Bem, eu acho que os primeiros poucos minutos do seu papado são muito reveladores. A primeira coisa que ele fez foi escolher o nome Francisco, alguém que está associado não só com a pobreza e a simplicidade, mas também com a humildade. A segunda coisa que ele fez é que ele não saiu vestido com todas as suas insígnias papais, mas sim com uma simples batina branca. Se você percebeu, ele tirou a sua estola depois de ter abençoado a multidão, só colocando o símbolo da autoridade sacerdotal quando ele deu a bênção. E ele começou a falar curvando-se diante da multidão e pedindo as suas orações. Então, eu acho que o tom já é de humildade e de gentileza.
Você pode falar um pouco mais sobre o voto de pobreza que todos os jesuítas fazem?
Santo Inácio dizia que a pobreza deve ser amada "como uma mãe". Somos encorajados a viver da forma mais simples que pudermos. Nós não possuímos nada em comum. Dirigimos tudo o que ganhamos para a comunidade. Todos os direitos dos meus livros vão para os jesuítas. Nós também somos encorajados a imitar o próprio Cristo, trabalhando com os pobres e alinhando-nos com os pobres. Somos pobres a fim de nos libertar do desejo das posses. Somos pobres a fim de imitar Jesus, que foi pobre na terra. E para nos alinharmos com aqueles que são marginalizados e pobres hoje.
Você acha que esse voto levará o Papa Francisco a servir de forma diferente como papa do que os outros que vieram antes dele?
Sim.

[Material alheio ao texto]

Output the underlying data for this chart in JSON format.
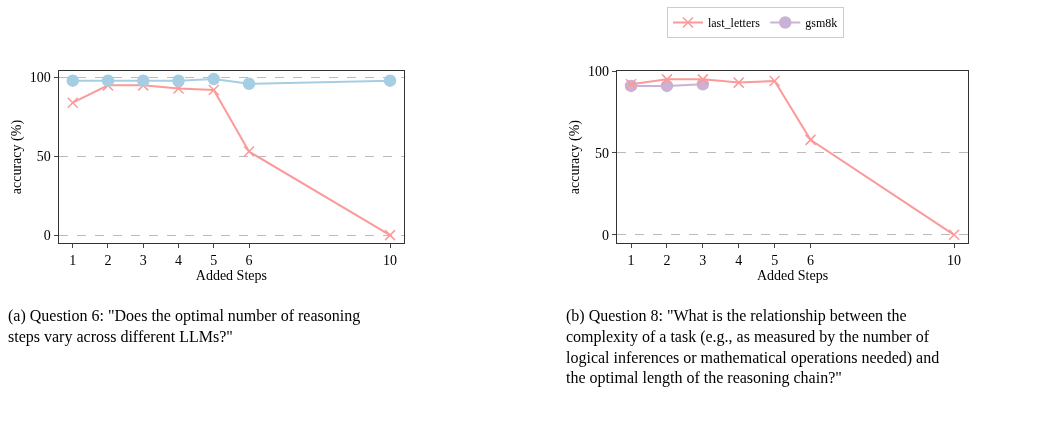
{
  "chart_data": [
    {
      "type": "line",
      "xlabel": "Added Steps",
      "ylabel": "accuracy (%)",
      "x": [
        1,
        2,
        3,
        4,
        5,
        6,
        10
      ],
      "xlim": [
        0.6,
        10.4
      ],
      "xticks": [
        1,
        2,
        3,
        4,
        5,
        6,
        10
      ],
      "ylim": [
        -5,
        104
      ],
      "yticks": [
        0,
        50,
        100
      ],
      "grid": "y",
      "legend": false,
      "series": [
        {
          "color": "#a6cee3",
          "marker": "circle",
          "values": [
            98,
            98,
            98,
            98,
            99,
            96,
            98
          ]
        },
        {
          "color": "#fb9a99",
          "marker": "cross",
          "values": [
            84,
            95,
            95,
            93,
            92,
            53,
            0
          ]
        }
      ],
      "annotations": [
        "(a) Question 6: \"Does the optimal number of reasoning steps vary across different LLMs?\""
      ]
    },
    {
      "type": "line",
      "xlabel": "Added Steps",
      "ylabel": "accuracy (%)",
      "x": [
        1,
        2,
        3,
        4,
        5,
        6,
        10
      ],
      "xlim": [
        0.6,
        10.4
      ],
      "xticks": [
        1,
        2,
        3,
        4,
        5,
        6,
        10
      ],
      "ylim": [
        -5,
        100
      ],
      "yticks": [
        0,
        50,
        100
      ],
      "grid": "y",
      "legend": "top",
      "series": [
        {
          "name": "last_letters",
          "color": "#fb9a99",
          "marker": "cross",
          "values": [
            92,
            95,
            95,
            93,
            94,
            58,
            0
          ]
        },
        {
          "name": "gsm8k",
          "color": "#cab2d6",
          "marker": "circle",
          "x": [
            1,
            2,
            3
          ],
          "values": [
            91,
            91,
            92
          ]
        }
      ],
      "annotations": [
        "(b) Question 8: \"What is the relationship between the complexity of a task (e.g., as measured by the number of logical inferences or mathematical operations needed) and the optimal length of the reasoning chain?\""
      ]
    }
  ]
}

Este é um homem que viveu no seu próprio apartamento, andava de transporte público e cozinhava para si próprio em Buenos Aires. Portanto, este é um homem que abraça o estilo de vida simples ao qual os jesuítas sempre foram chamados, mesmo quando ele era arcebispo de Buenos Aires. Então, claramente, a formação jesuíta e a espiritualidade jesuíta influenciaram-no profundamente.
O que estava acontecendo na "cidade jesuíta" no dia em que Francisco foi eleito? Alguma coisa grande?

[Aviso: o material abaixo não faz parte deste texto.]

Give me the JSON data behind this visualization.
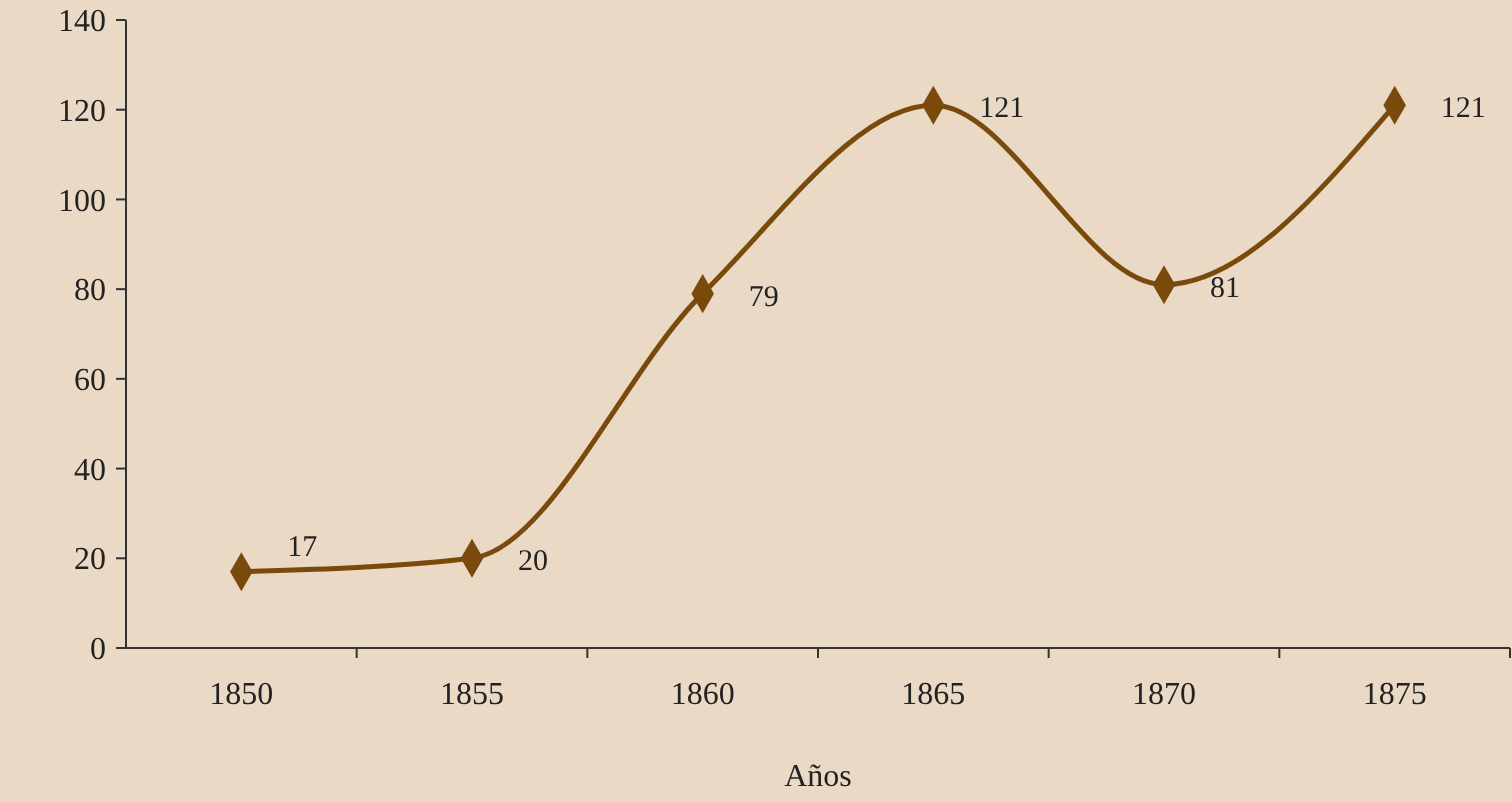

Nada de muito especial, até que vimos a fumaça branca. A maioria de nós estava ensinando nas salas de aula, administrando escolas e trabalhando na revista enquanto tudo isso estava acontecendo. Eles obviamente tomaram o seu tempo para assistir, mas isso aconteceu no meio do dia de trabalho dos jesuítas, o que eu acho que Santo Inácio teria aprovado.
Se há alguma coisa que você gostaria que as pessoas soubessem sobre os jesuítas, o que seria?
Há um estereótipo de que os jesuítas foram ou fundados para participar da Contrarreforma para se opor aos protestantes, ou de que eles foram fundados exclusivamente como uma ordem religiosa que administrava universidades ou faculdades, ou de que somos todos intelectuais que têm cinco doutorados cada. Mas os documentos fundadores originais dos jesuítas falam de algo muito mais simples. O objetivo dos jesuítas é "ajudar as almas". Isso significa que o tipo de ministérios que nós assumimos são flexíveis, dependendo das necessidades da sociedade. Nessa recente nomeação, Jorge Mario Bergoglio irá ajudar muitas almas. Então, eu acho que é algo que deixaria Santo Inácio de Loyola muito feliz.
Você é amplamente reconhecido como a voz de liderança da comunidade jesuíta. Qual dos seus muitos livros você considera como a sua magnum opus?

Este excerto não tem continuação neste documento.